The Assistant Brewer Caleb has one of the most inspiring and interesting stories at Grand River Brewery. Caleb started out as a regular at GRB, favoring the Small Town Brown, until eventually he started working with us before eventually volunteering in the brewery on canning and cleaning days. This opened the door for further opportunities, and eventually after a lot of hard work and educational investment, Caleb went from working as the cellarman to the pub brewer to where he is today, Assistant Brewer. Watching Caleb work is an experience all of its own; he seems to get hypnotized by the beer making process. With a very scholarly approach to recipe crafting, Caleb is always expanding his own knowledge on brewing and beer. Michigan is the perfect place for him to do that, and he says he loves the scenery and culture.
At Grand River Brewery we always seek a balance between tradition and novelty. With certain brews like the Oktoberfest, the brewers recognize the importance of tradition and sticking to the tried and true ways. That’s not their only approach though, and some brews they craft are highly non-traditional. The White Stout is a type of beer that receives some flak from other brewers who say it’s gimmicky, that if you want to make a stout just make a stout! Caleb recognizes that tradition is only half of the brewing coin, and on the other side is fun. And sometimes fun means making something unique and just out there.

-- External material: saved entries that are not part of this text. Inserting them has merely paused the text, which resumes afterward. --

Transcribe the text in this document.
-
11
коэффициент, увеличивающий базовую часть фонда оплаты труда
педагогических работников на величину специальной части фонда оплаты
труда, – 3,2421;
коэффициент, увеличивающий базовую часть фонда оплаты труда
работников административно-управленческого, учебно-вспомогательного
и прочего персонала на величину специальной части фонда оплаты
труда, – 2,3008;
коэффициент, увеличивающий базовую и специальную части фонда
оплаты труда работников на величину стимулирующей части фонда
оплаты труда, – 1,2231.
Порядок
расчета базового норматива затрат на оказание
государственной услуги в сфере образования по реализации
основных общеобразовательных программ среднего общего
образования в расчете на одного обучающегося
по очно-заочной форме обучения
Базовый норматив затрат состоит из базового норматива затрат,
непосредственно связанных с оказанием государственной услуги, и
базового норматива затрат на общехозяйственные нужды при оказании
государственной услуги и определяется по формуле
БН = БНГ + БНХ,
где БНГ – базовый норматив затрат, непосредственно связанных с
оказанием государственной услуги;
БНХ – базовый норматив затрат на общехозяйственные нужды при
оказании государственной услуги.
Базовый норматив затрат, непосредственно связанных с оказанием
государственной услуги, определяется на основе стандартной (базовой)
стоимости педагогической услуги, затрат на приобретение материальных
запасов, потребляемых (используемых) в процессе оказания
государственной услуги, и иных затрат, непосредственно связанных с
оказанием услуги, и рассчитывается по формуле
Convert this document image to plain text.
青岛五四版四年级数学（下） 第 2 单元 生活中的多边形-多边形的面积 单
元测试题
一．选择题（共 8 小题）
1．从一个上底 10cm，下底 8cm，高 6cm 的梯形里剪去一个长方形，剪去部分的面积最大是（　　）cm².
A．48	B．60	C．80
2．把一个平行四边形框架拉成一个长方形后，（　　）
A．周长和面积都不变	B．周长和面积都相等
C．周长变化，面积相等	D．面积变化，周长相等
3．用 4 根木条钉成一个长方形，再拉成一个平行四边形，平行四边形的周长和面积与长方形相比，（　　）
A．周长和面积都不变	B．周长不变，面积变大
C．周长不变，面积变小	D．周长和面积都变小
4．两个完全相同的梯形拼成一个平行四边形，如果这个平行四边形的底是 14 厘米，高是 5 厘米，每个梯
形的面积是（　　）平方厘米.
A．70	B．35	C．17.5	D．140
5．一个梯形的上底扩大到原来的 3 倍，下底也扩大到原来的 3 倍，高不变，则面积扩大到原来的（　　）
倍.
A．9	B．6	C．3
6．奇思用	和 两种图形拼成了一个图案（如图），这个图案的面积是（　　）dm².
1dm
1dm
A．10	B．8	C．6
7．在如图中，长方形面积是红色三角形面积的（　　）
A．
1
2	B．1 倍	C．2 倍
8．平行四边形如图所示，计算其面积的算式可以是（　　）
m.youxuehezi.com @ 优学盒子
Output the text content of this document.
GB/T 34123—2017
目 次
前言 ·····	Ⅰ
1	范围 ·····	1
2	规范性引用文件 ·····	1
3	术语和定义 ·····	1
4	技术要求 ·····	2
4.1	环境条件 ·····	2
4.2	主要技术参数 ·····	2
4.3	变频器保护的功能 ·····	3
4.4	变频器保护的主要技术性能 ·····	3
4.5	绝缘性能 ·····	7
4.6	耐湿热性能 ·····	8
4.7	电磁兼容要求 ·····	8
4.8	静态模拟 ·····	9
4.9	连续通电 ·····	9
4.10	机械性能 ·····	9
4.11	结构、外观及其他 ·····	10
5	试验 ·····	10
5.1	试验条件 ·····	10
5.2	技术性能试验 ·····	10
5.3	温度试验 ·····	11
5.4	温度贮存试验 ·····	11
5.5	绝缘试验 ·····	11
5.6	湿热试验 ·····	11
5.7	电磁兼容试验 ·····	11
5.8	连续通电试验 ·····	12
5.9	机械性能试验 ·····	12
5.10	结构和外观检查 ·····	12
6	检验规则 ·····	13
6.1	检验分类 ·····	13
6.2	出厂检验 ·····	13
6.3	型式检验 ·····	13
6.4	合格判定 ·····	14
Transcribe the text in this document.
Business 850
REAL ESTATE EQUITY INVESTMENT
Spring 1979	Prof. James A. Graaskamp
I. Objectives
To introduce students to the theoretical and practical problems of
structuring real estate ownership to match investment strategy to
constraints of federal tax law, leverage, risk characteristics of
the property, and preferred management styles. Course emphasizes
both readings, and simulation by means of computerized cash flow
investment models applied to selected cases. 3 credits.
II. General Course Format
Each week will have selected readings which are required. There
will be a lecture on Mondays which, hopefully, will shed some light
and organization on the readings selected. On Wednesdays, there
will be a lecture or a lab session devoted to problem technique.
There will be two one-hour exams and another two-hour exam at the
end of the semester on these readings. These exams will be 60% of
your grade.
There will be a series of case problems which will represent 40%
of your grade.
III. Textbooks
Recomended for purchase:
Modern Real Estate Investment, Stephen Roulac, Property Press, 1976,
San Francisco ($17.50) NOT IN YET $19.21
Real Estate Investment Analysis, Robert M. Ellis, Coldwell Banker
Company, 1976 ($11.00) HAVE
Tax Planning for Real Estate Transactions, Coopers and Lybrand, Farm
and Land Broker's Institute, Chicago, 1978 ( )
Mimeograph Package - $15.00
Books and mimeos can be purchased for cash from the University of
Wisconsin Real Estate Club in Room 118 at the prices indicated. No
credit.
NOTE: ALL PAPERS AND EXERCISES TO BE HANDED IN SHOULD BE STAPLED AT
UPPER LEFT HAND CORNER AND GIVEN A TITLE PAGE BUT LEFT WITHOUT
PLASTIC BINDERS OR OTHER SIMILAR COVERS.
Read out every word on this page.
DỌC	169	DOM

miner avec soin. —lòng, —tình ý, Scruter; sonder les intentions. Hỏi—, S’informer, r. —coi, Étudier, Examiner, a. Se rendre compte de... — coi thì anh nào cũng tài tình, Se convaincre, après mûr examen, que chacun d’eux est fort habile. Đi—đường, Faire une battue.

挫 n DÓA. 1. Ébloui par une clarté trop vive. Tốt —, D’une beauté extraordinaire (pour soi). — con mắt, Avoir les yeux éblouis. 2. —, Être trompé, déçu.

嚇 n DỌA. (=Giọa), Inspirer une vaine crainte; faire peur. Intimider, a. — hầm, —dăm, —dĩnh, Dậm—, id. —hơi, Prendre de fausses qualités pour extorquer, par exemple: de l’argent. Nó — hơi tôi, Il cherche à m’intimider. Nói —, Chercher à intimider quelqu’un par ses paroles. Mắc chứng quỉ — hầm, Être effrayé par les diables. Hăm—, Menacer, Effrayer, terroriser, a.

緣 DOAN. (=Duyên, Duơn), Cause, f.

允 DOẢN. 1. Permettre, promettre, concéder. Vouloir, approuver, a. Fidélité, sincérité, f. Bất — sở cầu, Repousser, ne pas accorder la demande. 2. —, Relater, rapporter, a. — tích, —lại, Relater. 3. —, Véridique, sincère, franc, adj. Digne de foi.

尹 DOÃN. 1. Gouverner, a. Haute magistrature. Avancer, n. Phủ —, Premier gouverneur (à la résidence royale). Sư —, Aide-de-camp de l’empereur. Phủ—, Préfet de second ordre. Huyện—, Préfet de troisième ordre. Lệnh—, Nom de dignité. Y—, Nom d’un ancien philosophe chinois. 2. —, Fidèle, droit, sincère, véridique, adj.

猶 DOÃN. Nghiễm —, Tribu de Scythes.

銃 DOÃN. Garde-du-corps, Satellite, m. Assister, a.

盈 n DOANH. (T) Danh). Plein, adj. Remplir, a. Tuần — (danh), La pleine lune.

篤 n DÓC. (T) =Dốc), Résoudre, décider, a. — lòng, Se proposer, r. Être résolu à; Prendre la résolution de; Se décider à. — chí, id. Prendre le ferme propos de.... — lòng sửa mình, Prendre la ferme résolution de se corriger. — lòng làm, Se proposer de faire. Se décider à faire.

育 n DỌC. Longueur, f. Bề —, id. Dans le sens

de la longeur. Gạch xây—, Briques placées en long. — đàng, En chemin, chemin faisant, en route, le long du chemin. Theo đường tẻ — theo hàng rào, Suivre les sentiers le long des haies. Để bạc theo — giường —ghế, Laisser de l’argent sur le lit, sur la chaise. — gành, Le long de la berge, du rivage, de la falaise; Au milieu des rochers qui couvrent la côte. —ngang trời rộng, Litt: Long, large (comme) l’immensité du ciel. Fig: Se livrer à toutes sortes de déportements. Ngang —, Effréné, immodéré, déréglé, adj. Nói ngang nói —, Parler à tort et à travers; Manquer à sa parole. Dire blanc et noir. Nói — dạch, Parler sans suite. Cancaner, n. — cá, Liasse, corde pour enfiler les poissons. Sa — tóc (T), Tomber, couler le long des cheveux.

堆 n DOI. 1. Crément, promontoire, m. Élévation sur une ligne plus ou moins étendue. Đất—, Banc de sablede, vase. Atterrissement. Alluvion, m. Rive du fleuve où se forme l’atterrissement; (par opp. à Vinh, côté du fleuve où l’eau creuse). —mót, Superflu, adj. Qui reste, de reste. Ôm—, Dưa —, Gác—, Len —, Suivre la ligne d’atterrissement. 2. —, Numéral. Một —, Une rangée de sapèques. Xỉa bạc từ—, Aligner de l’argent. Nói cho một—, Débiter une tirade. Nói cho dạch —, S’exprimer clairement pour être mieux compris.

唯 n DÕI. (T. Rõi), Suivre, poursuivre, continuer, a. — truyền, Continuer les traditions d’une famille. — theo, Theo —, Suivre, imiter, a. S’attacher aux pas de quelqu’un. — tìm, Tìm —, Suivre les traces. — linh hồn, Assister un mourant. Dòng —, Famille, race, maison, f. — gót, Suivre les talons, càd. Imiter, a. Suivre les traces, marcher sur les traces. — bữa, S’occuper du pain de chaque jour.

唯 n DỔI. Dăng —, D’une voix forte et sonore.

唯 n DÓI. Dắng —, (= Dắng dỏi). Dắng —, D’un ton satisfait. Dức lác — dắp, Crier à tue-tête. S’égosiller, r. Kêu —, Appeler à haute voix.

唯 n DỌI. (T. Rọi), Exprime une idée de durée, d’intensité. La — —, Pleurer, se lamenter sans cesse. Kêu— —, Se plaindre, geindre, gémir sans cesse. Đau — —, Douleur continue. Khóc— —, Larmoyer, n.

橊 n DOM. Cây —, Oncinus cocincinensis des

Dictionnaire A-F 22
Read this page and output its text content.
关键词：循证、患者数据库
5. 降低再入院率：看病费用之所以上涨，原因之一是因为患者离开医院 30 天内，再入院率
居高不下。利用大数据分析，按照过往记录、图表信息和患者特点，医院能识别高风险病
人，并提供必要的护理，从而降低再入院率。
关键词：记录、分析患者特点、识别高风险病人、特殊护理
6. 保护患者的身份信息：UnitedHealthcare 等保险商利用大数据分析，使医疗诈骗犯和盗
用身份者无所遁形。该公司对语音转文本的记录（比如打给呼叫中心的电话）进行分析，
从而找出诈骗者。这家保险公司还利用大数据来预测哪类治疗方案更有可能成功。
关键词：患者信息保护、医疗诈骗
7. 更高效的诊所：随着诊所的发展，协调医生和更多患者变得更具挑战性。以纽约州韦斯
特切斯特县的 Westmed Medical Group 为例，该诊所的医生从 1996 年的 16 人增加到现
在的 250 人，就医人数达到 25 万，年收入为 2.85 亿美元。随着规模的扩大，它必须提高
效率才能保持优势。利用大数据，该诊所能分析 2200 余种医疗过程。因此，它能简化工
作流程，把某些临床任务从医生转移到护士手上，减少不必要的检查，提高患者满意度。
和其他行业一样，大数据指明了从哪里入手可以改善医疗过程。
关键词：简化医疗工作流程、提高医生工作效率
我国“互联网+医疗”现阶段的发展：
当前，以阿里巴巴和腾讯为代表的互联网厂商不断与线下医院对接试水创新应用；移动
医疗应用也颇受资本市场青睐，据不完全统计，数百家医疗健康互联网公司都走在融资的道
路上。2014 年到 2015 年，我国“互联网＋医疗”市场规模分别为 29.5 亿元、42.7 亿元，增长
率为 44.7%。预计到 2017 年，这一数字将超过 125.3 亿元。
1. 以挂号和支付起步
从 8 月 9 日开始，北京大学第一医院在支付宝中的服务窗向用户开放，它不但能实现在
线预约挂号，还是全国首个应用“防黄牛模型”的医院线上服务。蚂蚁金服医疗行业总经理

A White Stout is made by brewing a blonde ale and adding oats to it to give it a thicker mouthfeel, more creamy like a stout, plus coffee, cocoa nibs, and vanilla. Normally, the coffee and cocoa nibs would darken the color of the beer, but with a Pale Stout they are added into the fermenter when the brewing is done. The colder temperature allows for the flavor to be absorbed without the color. The Pale Sunrise also has a lightly malted barley and is made with Michigan hops, giving it a delightfully creamy yet balanced flavor.
The mastermind behind the Pale Sunrise says that although a White Stout shares many characteristics in terms of flavor and mouthfeel to a traditional stout, doing a blind taste test, you would still be able to tell the difference due to the lack of roasted malt in the white stout. Traditional dark stouts have a high content of roasted malt, giving them that toasted flavor along with the usual chocolate, coffee, and vanilla tastes. But still, if someone were to place the Pale Sunrise in front of you without telling you it’s a white stout, you would very much expect it to taste like an ale just from looking at it. This is quite a fun trick of the senses, and makes this brew all around unique.
Now available at all locations, the Pale Sunrise White Stout is ready to carry you through those many gray sky days we have ahead of us.